CTranslate2
CTranslate2 copied to clipboard
nucleus sampler problem?
In the Github repository: https://github.com/the-crypt-keeper/can-ai-code/tree/main from @the-crpyt-keeper the WizardCoder was investigated with ctranslate2.
8/08 Added cformers2 support and evaluated michaelfeil/ct2fast-WizardCoder-15B-V1.0 it seems this runtime may have a problem with it's nucleus sampler, precise settings hurt the results far more then they should.
Can this be investigated in more detail?
The problem seems to come from repetition_penalty. Compared to other implementations the outcome differy quite alot. The implementation however seems to be fine, at least for the penalty itself.
Can you provide a way to reproduce the issue? It would be great if you can specify the exact model, input, and generation parameters to use.

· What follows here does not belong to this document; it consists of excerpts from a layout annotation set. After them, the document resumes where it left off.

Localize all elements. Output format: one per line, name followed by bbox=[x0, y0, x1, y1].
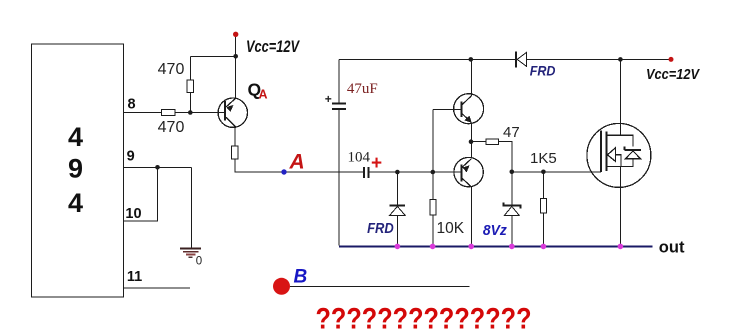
wire 1K5 bottom to out rail bbox=[542, 213, 544, 246]
wire zener bottom to out rail bbox=[511, 215, 513, 245]
MOSFET M1 body circle bbox=[587, 123, 651, 187]
node A terminal dot (blue) bbox=[281, 169, 286, 174]
junction dot out rail / zener bbox=[509, 244, 515, 250]
node junction bases/10K bbox=[431, 170, 436, 175]
wire R5 to gate node bbox=[499, 142, 513, 172]
svg-text:104: 104 bbox=[348, 150, 371, 166]
svg-text:+: + bbox=[325, 92, 332, 106]
M1 body diode triangle bbox=[625, 151, 640, 159]
wire top rail right segment bbox=[527, 58, 672, 60]
resistor R1 470 (horizontal) bbox=[162, 109, 176, 115]
wire gate line bbox=[512, 171, 601, 173]
wire pin9 bbox=[124, 166, 192, 168]
M1 channel bar bbox=[605, 132, 607, 172]
wire R3 to node A bbox=[235, 159, 363, 172]
junction dot out rail / 10K bbox=[430, 244, 436, 250]
M1 substrate arrow bbox=[607, 148, 615, 161]
svg-text:47: 47 bbox=[503, 124, 520, 141]
wire 47uF bottom to out rail bbox=[338, 110, 340, 246]
node junction 1K5 bbox=[541, 170, 546, 175]
resistor R2 470 (vertical) bbox=[187, 80, 193, 93]
wire top rail left segment bbox=[339, 58, 516, 60]
wire R2 bottom bbox=[189, 93, 191, 113]
svg-text:8Vz: 8Vz bbox=[483, 222, 507, 239]
zener ZD1 triangle bbox=[504, 206, 519, 215]
wire Q3 collector to out rail bbox=[470, 187, 472, 246]
out rail (navy) bbox=[339, 245, 652, 247]
node junction pin8/R2 bbox=[188, 110, 193, 115]
capacitor C2 104 plate left bbox=[363, 167, 365, 178]
capacitor C2 104 plate right bbox=[368, 167, 370, 178]
M1 drain stub bbox=[606, 135, 633, 147]
wire Vcc rail left bbox=[190, 55, 235, 57]
svg-text:10: 10 bbox=[125, 206, 141, 222]
node junction rail/MOSFET drain bbox=[618, 57, 623, 62]
M1 gate bar bbox=[600, 131, 602, 172]
diode D2 FRD cathode bar bbox=[390, 204, 406, 206]
capacitor C1 47uF plate top bbox=[332, 102, 346, 104]
junction dot out rail / Q3 bbox=[468, 244, 474, 250]
svg-text:4: 4 bbox=[68, 188, 83, 218]
M1 substrate to source bbox=[615, 155, 621, 167]
Q3 emitter arrow bbox=[462, 165, 469, 172]
junction dot out rail / D2 bbox=[395, 244, 401, 250]
svg-text:1K5: 1K5 bbox=[530, 150, 557, 167]
resistor R5 47 (horizontal) bbox=[486, 139, 499, 145]
transistor Q3 (PNP bottom) bbox=[454, 157, 483, 186]
svg-text:??????????????: ?????????????? bbox=[316, 303, 532, 336]
wire node B bbox=[290, 285, 469, 287]
junction dot out rail / 1K5 bbox=[541, 244, 547, 250]
wire pin9 to ground bbox=[190, 167, 192, 247]
svg-text:out: out bbox=[659, 238, 685, 256]
diode D2 FRD triangle bbox=[390, 206, 406, 215]
IC U1 label 494 bbox=[68, 122, 83, 218]
svg-text:9: 9 bbox=[68, 153, 83, 183]
Vcc terminal dot (left) bbox=[233, 32, 238, 37]
ground symbol GND 0 bbox=[180, 249, 201, 258]
svg-text:8: 8 bbox=[127, 96, 135, 112]
node junction rail/Q2 collector bbox=[469, 57, 474, 62]
svg-text:A: A bbox=[289, 151, 305, 174]
wire M1 source to out rail bbox=[619, 167, 621, 246]
node B terminal dot (red) bbox=[273, 278, 290, 295]
wire zener top bbox=[511, 172, 513, 206]
wire 1K5 top bbox=[542, 172, 544, 199]
M1 source stub bbox=[606, 159, 633, 167]
wire R2 top to Vcc rail bbox=[189, 56, 191, 80]
M1 body diode cathode bar bbox=[624, 147, 641, 150]
wire Q2 emitter to node bbox=[470, 122, 472, 158]
wire node to D2 bbox=[396, 172, 398, 205]
svg-text:+: + bbox=[371, 153, 382, 174]
wire 47uF top bbox=[338, 59, 340, 102]
wire Q2 base bbox=[433, 108, 461, 110]
transistor Q_A (PNP) bbox=[218, 98, 247, 127]
svg-text:FRD: FRD bbox=[530, 62, 556, 78]
svg-text:47uF: 47uF bbox=[347, 81, 378, 97]
Q2 emitter arrow bbox=[464, 116, 471, 123]
svg-text:Vcc=12V: Vcc=12V bbox=[646, 67, 700, 83]
wire pin8 to R1 bbox=[124, 112, 162, 114]
node junction C2/D2 bbox=[395, 170, 400, 175]
svg-text:9: 9 bbox=[127, 148, 135, 164]
wire pin10 bbox=[124, 167, 158, 221]
wire emitters to R5 bbox=[471, 141, 486, 143]
diode D1 FRD cathode bar bbox=[515, 52, 517, 68]
wire pin11 bbox=[124, 287, 191, 289]
node junction zener bbox=[510, 170, 515, 175]
svg-text:11: 11 bbox=[127, 269, 142, 285]
node junction Vcc/Q_A emitter bbox=[233, 54, 238, 59]
IC U1 494 body bbox=[32, 44, 124, 297]
svg-text:FRD: FRD bbox=[367, 220, 394, 237]
wire 10K top bbox=[432, 172, 434, 200]
svg-text:Vcc=12V: Vcc=12V bbox=[246, 38, 301, 56]
resistor R6 1K5 bbox=[541, 199, 547, 213]
diode D1 FRD triangle bbox=[517, 52, 526, 66]
wire R1 to Q_A base bbox=[175, 112, 225, 114]
resistor R4 10K bbox=[430, 200, 436, 215]
wire Q_A collector to R3 bbox=[234, 127, 236, 146]
transistor Q2 (NPN top) bbox=[454, 94, 484, 124]
svg-text:4: 4 bbox=[68, 122, 83, 152]
resistor R3 (vertical, Q_A output) bbox=[232, 146, 238, 159]
Q_A emitter arrow bbox=[226, 105, 233, 112]
wire M1 drain from rail bbox=[619, 59, 621, 135]
wire 10K bottom bbox=[432, 215, 434, 246]
svg-text:10K: 10K bbox=[437, 220, 465, 237]
svg-text:A: A bbox=[259, 88, 268, 102]
node junction pin9/pin10 bbox=[155, 165, 160, 170]
wire Vcc stub to Q_A bbox=[235, 34, 237, 98]
svg-text:B: B bbox=[294, 267, 308, 288]
wire D2 anode to out rail bbox=[396, 215, 398, 245]
wire C2 to bases bbox=[370, 171, 461, 173]
capacitor C1 47uF plate bottom bbox=[332, 108, 346, 110]
svg-text:470: 470 bbox=[158, 61, 185, 78]
zener ZD1 cathode bar with wings bbox=[503, 202, 520, 208]
wire Q2 collector to rail bbox=[470, 59, 472, 96]
wire bases vertical bbox=[432, 109, 434, 172]
junction dot out rail / source bbox=[618, 244, 624, 250]
Vcc terminal dot (right) bbox=[669, 57, 674, 62]
svg-text:0: 0 bbox=[196, 256, 202, 268]
svg-text:470: 470 bbox=[158, 119, 185, 136]
node junction emitters/R5 bbox=[469, 139, 474, 144]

Some more information is in the following git project issue: https://github.com/the-crypt-keeper/can-ai-code/issues/75
To reproduce the whole process:
- git clone the-crypt-keeper/can-ai-code
- Create the prompts with
prepare.py --template prompts/Wizard-Coder.txt
- Create the runtime with
./interview_cuda.py --runtime ctranslate2 --model_name michaelfeil/ct2fast-WizardCoder-15B-V1.0 --params params/**.json --input results/prepare_junior-v2_python-javascript_Wizard-Coder.ndjson
For the params:
- Precise Settings with the repetition penalty leads to a massive deterioration of prediction results https://github.com/the-crypt-keeper/can-ai-code/blob/main/params/precise.json
- Precise Settings with turned off repetition penalty / setting it to 1 leads to better result
- WizardCoder Settings are fine https://github.com/the-crypt-keeper/can-ai-code/blob/main/params/precise.json
- Changing the
--runtime
to transformers,vllm, autogptq, ... does not show the deterioration. (Different model is necessary: WizardLM/WizardCoder-15B-V1.0)
The calculation of the penalty in the ctranslate2 library seems to be fine. I don't know where the error comes from.
Thanks and let me know if you need anything else.